Wyoming files suit over Wolf Plan
October 16, 2006
(Cheyenne) Wyoming officials filed suit against the federal government last week, arguing that the rejection of the state's wolf delisting petition was based on political considerations and not science.
The suit also challenges the US Fish and Wildlife Service's failure to act on Wyoming's request to modify the rules the service uses to manage wolves currently and prior to delisting.
As of late September, the Fish and Wildlife Service has estimated that there are 309 wolves in Wyoming, three times the total estimated recovered wolf population of 100 wolves in Idaho, Montana and Wyoming combined that was contemplated when the reintroduction program began.
Under Wyoming's plan, wolves are fully protected in the national parks. Upon delisting, wolves would never be lawfully taken in this area, which encompasses nearly 4,000 square miles of Wyoming. Wolves would be classified as "trophy game animals", meaning their taking would be actively managed to maintain viable population numbers, in the wilderness areas contiguous to the parks (Absaroka-Beartooth, North Absaroka, Washakie, Teton, Jedediah Smith and Gros Ventre). Those wilderness areas comprise another 3,200 square miles.
"The wolf management plan adopted by state agencies and the Wyoming Legislature has solid science behind it," said Gov. Dave Freudenthal. "It's unfortunate that we have to go to court to see that fact get the weight it deserves, but we have not been left a choice by the federal government's top-down approach. I have every confidence that the rejection will be overturned once we get Wyoming's plan and arguments heard on their merits."
"The Fish and Wildlife Service has yet to even consider a request to modify existing management rules requested more than a year ago, despite federal law that requires such petitions be decided 'promptly,'" Freudenthal continued. "These rule revisions would give Wyoming immediate help in staving off the real damage a severe overpopulation of wolves is causing to our wildlife populations and agricultural producers. The failure to take any action to address the damage they know is occurring is deplorable."
In September 2003, the US Fish and Wildlife Service submitted the Wyoming plan for independent peer review by scientists. Ten of the 11 peer reviewers found that Wyoming's management plan, in combination with the Idaho and Montana plans, would lead to a sustainable population of gray wolves in the Rocky Mountain area.
In January 2004, the federal government rejected Wyoming's plan. A few days later, a Department of Interior official testified before the Wyoming Legislature's Joint Travel, Recreation, Wildlife and Cultural Resources Interim Committee that, "from a strictly science perspective," Wyoming's plan was adequate, adding that it was the "legal considerations that prompt us to say no at this time."
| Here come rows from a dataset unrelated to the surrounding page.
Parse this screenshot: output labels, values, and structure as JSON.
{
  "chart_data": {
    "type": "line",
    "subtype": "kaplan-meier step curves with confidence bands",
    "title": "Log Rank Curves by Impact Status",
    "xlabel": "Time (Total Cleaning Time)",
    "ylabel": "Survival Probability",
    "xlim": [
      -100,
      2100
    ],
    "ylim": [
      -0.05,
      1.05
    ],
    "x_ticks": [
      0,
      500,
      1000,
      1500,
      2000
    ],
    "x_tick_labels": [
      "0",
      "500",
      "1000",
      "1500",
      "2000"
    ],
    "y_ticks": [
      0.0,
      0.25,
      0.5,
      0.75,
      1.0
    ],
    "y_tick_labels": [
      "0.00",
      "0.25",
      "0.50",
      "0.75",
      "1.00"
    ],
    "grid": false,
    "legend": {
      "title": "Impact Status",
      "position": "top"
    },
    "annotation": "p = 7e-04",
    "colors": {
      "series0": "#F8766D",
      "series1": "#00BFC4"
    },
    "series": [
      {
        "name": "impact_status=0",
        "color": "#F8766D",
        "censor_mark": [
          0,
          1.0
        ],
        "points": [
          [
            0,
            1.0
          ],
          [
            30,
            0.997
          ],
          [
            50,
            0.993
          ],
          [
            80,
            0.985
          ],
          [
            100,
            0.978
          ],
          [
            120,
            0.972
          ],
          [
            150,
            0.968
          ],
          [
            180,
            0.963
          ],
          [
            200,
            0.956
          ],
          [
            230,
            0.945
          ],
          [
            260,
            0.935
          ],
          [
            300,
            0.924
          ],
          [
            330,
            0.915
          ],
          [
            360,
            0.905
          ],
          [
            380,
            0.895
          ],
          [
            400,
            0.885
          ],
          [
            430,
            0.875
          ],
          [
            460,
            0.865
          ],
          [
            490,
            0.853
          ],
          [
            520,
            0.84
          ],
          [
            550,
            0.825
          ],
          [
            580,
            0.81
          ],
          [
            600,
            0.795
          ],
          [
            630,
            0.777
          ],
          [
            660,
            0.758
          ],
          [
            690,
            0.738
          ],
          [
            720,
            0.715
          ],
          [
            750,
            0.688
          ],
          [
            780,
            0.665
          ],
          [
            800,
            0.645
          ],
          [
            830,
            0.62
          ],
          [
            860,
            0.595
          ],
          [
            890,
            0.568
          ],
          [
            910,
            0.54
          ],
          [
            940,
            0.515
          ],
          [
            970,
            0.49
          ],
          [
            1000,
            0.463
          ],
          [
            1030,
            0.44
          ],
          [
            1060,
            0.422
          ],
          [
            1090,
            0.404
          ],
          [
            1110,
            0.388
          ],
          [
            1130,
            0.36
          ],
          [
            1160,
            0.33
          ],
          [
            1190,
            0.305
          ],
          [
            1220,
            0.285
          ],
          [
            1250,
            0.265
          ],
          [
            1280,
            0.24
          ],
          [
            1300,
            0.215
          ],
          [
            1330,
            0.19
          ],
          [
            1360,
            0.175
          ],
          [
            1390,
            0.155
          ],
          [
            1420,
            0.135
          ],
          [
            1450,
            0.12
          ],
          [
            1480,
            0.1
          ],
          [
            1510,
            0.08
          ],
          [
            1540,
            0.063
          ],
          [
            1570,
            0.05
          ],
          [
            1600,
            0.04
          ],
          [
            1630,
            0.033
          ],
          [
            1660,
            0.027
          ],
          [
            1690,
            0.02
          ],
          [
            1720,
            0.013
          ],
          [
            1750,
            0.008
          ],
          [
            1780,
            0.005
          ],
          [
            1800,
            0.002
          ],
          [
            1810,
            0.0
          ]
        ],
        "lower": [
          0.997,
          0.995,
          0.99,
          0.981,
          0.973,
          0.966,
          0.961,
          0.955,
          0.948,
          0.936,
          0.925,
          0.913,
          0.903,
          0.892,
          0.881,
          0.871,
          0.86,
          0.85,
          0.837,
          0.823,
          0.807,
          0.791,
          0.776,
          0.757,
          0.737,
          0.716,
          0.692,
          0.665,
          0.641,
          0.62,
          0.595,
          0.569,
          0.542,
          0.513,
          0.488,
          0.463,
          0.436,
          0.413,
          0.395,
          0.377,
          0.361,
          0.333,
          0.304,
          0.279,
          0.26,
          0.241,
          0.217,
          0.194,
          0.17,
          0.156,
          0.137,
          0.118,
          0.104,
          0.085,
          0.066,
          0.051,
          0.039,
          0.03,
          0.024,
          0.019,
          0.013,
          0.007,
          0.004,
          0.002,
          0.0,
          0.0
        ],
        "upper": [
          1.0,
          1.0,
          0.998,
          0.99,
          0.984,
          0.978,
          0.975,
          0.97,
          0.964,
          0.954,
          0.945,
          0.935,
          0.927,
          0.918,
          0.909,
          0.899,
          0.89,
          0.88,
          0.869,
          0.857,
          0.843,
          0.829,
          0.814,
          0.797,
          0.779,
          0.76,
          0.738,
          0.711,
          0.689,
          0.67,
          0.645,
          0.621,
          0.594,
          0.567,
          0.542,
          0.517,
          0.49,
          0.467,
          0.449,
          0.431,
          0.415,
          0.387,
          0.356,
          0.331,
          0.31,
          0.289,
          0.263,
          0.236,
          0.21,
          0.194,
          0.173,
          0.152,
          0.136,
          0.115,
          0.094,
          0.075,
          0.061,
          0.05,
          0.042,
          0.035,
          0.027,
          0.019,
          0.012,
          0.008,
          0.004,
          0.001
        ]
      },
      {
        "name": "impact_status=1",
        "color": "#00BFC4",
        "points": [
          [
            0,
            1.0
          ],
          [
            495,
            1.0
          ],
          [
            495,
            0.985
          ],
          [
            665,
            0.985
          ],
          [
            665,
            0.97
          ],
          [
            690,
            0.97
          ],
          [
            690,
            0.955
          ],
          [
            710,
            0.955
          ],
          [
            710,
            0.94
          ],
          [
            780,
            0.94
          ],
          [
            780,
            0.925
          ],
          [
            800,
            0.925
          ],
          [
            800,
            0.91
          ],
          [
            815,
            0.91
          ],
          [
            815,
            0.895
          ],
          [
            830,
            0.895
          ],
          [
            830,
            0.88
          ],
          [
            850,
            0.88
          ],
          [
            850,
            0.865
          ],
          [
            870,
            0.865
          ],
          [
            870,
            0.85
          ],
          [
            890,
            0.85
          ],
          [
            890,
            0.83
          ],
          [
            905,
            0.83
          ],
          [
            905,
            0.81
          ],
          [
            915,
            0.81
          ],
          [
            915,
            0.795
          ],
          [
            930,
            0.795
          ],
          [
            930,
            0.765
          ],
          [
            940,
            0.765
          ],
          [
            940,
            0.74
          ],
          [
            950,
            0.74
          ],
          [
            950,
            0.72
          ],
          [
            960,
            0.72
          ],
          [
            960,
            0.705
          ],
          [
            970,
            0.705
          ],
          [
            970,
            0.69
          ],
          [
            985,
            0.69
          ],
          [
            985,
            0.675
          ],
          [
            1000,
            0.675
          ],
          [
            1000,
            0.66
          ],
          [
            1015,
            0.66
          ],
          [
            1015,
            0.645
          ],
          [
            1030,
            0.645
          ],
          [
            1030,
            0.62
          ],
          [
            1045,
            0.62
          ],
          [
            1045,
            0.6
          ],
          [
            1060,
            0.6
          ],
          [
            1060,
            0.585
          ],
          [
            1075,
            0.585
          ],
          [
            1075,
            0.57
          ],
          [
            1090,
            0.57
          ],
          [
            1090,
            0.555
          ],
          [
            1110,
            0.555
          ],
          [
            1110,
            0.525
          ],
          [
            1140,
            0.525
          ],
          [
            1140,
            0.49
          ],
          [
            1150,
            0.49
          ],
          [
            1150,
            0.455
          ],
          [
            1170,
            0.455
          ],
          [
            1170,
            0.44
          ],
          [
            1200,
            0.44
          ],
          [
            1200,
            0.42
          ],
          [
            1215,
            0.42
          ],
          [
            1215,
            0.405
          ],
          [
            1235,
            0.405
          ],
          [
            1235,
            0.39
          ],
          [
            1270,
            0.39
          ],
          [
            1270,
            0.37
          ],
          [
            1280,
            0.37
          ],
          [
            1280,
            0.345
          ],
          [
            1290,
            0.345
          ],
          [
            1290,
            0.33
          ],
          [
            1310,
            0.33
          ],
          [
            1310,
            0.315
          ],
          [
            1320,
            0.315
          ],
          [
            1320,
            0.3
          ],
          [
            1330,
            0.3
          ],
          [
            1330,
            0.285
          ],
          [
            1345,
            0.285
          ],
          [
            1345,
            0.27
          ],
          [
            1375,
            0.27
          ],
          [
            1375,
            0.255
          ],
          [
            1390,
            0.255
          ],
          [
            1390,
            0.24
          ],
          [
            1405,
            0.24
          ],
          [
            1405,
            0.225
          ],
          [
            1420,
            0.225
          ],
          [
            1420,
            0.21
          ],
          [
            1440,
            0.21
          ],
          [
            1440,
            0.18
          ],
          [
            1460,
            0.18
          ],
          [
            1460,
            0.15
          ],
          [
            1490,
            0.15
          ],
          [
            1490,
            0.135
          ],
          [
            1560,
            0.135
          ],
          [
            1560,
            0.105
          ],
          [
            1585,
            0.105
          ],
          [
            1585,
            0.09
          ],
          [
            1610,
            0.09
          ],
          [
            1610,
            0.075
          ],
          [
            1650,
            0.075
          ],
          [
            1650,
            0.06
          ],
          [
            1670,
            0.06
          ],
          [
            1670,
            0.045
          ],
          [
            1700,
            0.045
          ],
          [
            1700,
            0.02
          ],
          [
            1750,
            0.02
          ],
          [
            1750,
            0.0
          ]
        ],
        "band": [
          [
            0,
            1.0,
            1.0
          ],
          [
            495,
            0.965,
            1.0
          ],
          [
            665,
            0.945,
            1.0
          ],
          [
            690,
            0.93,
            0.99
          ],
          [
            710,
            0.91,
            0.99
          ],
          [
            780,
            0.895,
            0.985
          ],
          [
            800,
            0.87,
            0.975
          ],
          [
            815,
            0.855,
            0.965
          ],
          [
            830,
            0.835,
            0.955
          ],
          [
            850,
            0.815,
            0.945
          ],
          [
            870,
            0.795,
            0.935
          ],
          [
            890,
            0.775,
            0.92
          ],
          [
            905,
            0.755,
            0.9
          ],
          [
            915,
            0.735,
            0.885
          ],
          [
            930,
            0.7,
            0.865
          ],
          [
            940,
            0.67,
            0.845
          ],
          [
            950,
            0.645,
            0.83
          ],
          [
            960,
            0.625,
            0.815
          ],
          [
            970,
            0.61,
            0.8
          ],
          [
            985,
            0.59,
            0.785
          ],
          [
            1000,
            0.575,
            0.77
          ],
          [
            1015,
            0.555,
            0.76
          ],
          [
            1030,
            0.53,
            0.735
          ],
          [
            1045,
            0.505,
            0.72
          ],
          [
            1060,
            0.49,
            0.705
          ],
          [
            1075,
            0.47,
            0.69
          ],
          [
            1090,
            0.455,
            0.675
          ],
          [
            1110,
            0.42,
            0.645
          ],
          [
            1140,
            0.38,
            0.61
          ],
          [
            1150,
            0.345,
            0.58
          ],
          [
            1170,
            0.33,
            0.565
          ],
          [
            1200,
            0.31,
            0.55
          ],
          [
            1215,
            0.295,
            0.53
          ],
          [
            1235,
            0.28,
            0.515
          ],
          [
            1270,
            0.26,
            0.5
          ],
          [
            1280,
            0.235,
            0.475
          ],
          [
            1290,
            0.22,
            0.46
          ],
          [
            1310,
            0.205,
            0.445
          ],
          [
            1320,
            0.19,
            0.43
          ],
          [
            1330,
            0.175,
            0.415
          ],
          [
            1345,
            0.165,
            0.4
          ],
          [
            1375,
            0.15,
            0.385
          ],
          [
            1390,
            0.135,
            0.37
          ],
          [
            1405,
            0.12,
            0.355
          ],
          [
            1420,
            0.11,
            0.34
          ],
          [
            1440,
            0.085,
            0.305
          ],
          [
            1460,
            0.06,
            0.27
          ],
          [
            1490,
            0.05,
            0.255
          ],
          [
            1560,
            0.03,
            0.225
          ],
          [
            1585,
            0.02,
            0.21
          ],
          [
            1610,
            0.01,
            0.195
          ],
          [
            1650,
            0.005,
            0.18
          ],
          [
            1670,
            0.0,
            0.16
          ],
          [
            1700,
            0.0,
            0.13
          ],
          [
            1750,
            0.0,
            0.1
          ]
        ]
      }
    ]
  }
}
A few months later, the state of Wyoming filed suit asking for a judicial review of the federal decision and alleging that it was based on political considerations and fear of lawsuits by environmental groups, not the "best science" mandate of the Endangered Species Act. US District Judge Alan Johnson said the rejection did not constitute a "final agency action," thereby depriving the federal court of the ability to review the Fish and Wildlife Service decision on its merits.
No court has yet addressed the merits of Wyoming's arguments that the wolf management plan was rejected illegally. The suit filed Tuesday will finally result in such a review.